Sunday, February 14, 2016

Unprecedented

Regarding the eventual replacement of the great Justice Scalia, we have two conflicting but both literally correct statements from Senate leaders.

Senate Minority Leader Harry Reid (Reuters):
"It would be unprecedented in recent history for the Supreme Court to go a year with a vacant seat," he said in a statement.
Senate Judiciary Committee Chairman Charles E. Grassley (The Washington Times)
"The fact of the matter is that it’s been standard practice over the last 80 years to not confirm Supreme Court nominees during a presidential election year," he said.

The vacancy itself is unprecedented. Senate confirmation has not been an issue simply because a similar vacancy has never happened "in recent history." The Senate has not left an election year vacancy vacant in the last 80 years because an election year vacancy has not occurred since 1932, 84 years ago.

To borrow a phrase from President Obama, the Senate majority might start saying "elections have consequences."

Saturday, February 13, 2016

High Minimum Wage Stunts Job Growth

From Generation Opportunity:
According to Investor’s Business Daily, when Washington D.C., Oakland, Los Angeles, San Francisco, Seattle, and Chicago started paying low-skilled workers more, job creation dropped to its slowest in the last five years in the leisure and hospitality sector. Many minimum wage jobs fall within this field, which includes restaurants and hotels.
And this isn't just a quarter-to-quarter slowdown.
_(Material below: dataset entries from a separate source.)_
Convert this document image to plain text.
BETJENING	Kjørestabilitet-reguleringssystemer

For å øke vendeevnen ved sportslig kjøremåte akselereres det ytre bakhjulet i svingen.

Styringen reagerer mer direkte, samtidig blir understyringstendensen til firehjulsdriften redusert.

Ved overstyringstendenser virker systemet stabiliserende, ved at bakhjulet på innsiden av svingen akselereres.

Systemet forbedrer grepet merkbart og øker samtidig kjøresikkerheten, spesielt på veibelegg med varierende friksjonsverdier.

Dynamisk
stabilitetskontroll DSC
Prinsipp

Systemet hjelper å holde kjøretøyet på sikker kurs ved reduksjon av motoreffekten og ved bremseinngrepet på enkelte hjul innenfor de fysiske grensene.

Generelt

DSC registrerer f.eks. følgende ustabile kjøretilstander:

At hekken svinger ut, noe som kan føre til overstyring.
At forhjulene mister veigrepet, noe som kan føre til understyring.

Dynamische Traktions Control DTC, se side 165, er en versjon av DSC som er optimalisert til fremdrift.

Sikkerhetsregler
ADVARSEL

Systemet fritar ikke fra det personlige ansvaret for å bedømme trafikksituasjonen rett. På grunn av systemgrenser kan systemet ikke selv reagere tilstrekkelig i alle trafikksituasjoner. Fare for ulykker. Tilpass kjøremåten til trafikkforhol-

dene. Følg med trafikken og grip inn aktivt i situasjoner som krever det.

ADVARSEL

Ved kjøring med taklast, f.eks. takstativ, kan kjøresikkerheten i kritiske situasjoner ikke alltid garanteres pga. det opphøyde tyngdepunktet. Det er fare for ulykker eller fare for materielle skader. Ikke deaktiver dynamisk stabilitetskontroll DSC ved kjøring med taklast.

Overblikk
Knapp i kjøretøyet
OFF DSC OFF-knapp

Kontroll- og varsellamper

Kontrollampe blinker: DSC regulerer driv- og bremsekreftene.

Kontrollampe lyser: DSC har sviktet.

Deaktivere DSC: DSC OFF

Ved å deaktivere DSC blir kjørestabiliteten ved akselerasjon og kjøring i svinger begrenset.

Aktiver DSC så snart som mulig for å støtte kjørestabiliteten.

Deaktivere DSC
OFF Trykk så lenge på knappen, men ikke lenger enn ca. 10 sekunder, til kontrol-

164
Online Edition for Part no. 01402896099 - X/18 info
The cities deviate from other parts of their states over the same time period:
When San Francisco and Oakland bumped their minimum wages to $12.25, the highest in the country, employment rates for the fourth quarter dropped from 4.7 percent to 2.5 percent. And yet in the rest of California where minimum wage was around $3.25 less, employment grew by 4.8 percent last year.
And from the Investor's Business Daily article:
Job gains at Seattle-area restaurants rose just 1.8% from a year ago, down from 4.6% growth a year earlier, in their worst year for employment since 2009. Meanwhile, in the rest of the Washington state, restaurant employment gains accelerated to 6.3%.

Monday, February 08, 2016

On Campaign Music

A frequently under-reported point about music for political campaign events: musicians can complain, but this is because of free speech, not because they actually control their music. From the Politico:
As long as the campaign or the venue has bought a “blanket license,” which is standard practice, it can use any song from the music library of the organization granting the license. (Use of music for campaign commercials is more complicated and typically requires an artist’s permission.) It’s not the law that stops politicians from using certain songs; it’s the embarrassment factor, which has been significant.